Wegen dieser eingeschränkten Belastbarkeit von Frau L. müssen ihre Leistungen vorerst noch als
die Anforderung teilweise erheblich übertreffend
bezeichnet werden, wobei sich die Einschränkung „teilweise” auf die Belastbarkeit bezieht.”

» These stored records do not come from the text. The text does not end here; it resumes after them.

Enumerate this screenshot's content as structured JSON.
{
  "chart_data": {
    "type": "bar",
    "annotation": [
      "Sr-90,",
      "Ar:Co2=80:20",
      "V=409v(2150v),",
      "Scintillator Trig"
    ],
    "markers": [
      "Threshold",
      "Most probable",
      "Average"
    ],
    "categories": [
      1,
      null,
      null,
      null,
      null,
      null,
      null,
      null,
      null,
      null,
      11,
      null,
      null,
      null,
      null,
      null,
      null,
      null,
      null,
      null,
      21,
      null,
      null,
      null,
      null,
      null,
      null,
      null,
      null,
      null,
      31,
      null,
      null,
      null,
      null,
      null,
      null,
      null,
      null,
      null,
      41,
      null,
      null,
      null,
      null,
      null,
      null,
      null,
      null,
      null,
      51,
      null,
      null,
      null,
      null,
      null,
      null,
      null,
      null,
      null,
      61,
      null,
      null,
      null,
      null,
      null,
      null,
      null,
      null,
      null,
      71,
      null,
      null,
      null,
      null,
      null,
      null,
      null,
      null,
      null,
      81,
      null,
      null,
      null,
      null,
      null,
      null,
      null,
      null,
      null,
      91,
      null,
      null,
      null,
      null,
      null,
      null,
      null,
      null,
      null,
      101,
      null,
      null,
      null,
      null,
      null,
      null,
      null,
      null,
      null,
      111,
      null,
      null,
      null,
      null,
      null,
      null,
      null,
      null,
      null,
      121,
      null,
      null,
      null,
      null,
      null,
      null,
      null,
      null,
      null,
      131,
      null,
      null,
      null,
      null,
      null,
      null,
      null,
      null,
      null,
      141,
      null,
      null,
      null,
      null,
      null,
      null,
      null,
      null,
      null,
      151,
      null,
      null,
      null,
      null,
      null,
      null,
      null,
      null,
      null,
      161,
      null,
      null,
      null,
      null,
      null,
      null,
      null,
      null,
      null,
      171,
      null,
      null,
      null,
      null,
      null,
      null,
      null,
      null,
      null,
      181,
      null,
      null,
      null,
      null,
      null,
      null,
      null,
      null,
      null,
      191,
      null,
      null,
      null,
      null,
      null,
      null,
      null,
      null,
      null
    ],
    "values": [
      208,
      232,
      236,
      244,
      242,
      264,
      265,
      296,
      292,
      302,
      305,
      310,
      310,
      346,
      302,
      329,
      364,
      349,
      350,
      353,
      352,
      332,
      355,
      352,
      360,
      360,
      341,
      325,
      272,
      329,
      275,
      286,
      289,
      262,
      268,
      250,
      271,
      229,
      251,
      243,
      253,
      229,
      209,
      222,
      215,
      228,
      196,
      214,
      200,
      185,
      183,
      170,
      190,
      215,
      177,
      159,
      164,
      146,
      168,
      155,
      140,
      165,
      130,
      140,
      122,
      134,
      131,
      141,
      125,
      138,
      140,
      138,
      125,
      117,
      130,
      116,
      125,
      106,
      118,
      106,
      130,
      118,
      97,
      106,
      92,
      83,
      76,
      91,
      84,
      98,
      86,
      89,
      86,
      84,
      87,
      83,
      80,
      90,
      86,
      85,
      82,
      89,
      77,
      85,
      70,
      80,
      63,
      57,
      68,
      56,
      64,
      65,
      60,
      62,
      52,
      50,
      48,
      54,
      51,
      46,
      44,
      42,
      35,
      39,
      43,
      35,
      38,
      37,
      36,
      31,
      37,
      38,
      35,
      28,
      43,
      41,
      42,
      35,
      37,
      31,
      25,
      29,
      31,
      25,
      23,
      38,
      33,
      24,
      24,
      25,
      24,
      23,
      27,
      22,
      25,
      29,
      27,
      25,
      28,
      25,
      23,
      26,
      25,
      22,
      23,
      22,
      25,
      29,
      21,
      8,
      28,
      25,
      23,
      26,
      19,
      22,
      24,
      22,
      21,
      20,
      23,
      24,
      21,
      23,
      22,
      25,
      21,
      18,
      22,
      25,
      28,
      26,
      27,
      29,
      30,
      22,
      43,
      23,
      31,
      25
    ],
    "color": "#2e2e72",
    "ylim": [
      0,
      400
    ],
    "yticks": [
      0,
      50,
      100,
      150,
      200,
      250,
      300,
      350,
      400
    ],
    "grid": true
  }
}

Der Präsident des Landessozialgerichts Berlin äußerte dazu am 17. März 1975:
„Den qualitativ überdurchschnittlichen Leistungen der Richterin standen auch noch im Jahre 1974, ihrem dritten Berufsjahr am Sozialgericht, unterdurchschnittliche Erledigungszahlen gegenüber. Zwar hat Frau L., was der Norm entspricht, 75 Verfahren mit Urteil abgeschlossen. Aber die Zahl der insgesamt zum Abschluß gebrachten Verfahren erreicht mit ca. 2/3 des bei den drei weiteren Kammern des KOV ermittelten Durchschnitts nur einen noch recht niedrigen Stand. Ob dieses Defizit an Effektivität im wesentlichen mit der Frau L. übertragenen Materie der KOV zu erklären ist oder aber auf ihre Arbeitsweise, bzw. ihre Fähigkeiten zurückgeführt werden muß, läßt sich zur Zeit noch nicht sicher feststellen. Ausgehend von der Erwägung, daß von einem Richter am Sozialgericht im dritten Berufsjahr erwartet werden kann und muß, daß er etwa durchschnittlich abschließende Ergebnisse erzielt, halte ich zur Zeit kein besseres Gesamturteil als
übertrifft teilweise die Anforderungen
für vertretbar.”
Beide Beurteilungen wurden der Antragstellerin am 17. März 1975 bekanntgegeben. Ihren am 28. April 1975 eingelegten Widerspruch wies der Senator für Justiz zurück. Zur Begründung führte er aus, die statistischen Feststellungen beeinträchtigten die richterliche Unabhängigkeit der Antragstellerin nicht. Der Hinweis in der Stellungnahme des Präsidenten des Landessozialgerichts, daß die Zahl der durch Urteil abgeschlossenen Verfahren der Norm entspreche, jedoch die Zahl der insgesamt erledigten Verfahren mit etwa zwei Drittel des bei den weiteren drei Kammern der Kriegsopferversorgung ermittelten Durchschnitts nur einen recht niedrigen Stand erreiche, sei nicht zu beanstanden, da hieraus Weisungen, in welcher Form die nicht durch Urteil beendeten Verfahren im Vergleichszeitraum erledigt werden sollten, nicht entnommen werden könnten. Die dienstliche Beurteilung enthalte auch keine Ermessensfehler, insbesondere keine sachfremden Erwägungen. In die Bewertung der Gesamtleistungen eines Richters sei auch seine Arbeitseffektivität einzubeziehen. Um sie gerecht einzuschätzen, sei es statthaft und geboten, die Zahl der von ihm in einem bestimmten Zeitraum bearbeiteten und erledigten Verfahren den Erledigungszahlen anderer Richter gegenüber zu stellen, wie es auch nach § 7 Abs. 1 der Allgemeinen Verfügung über die dienstliche Beurteilung der Richter vom 5. Januar 1972 (Amtsblatt für Berlin I, Seite 89) in der Fassung vom 1. März 1973 (Amtsblatt für Berlin I, Seite 347) vorgesehen sei.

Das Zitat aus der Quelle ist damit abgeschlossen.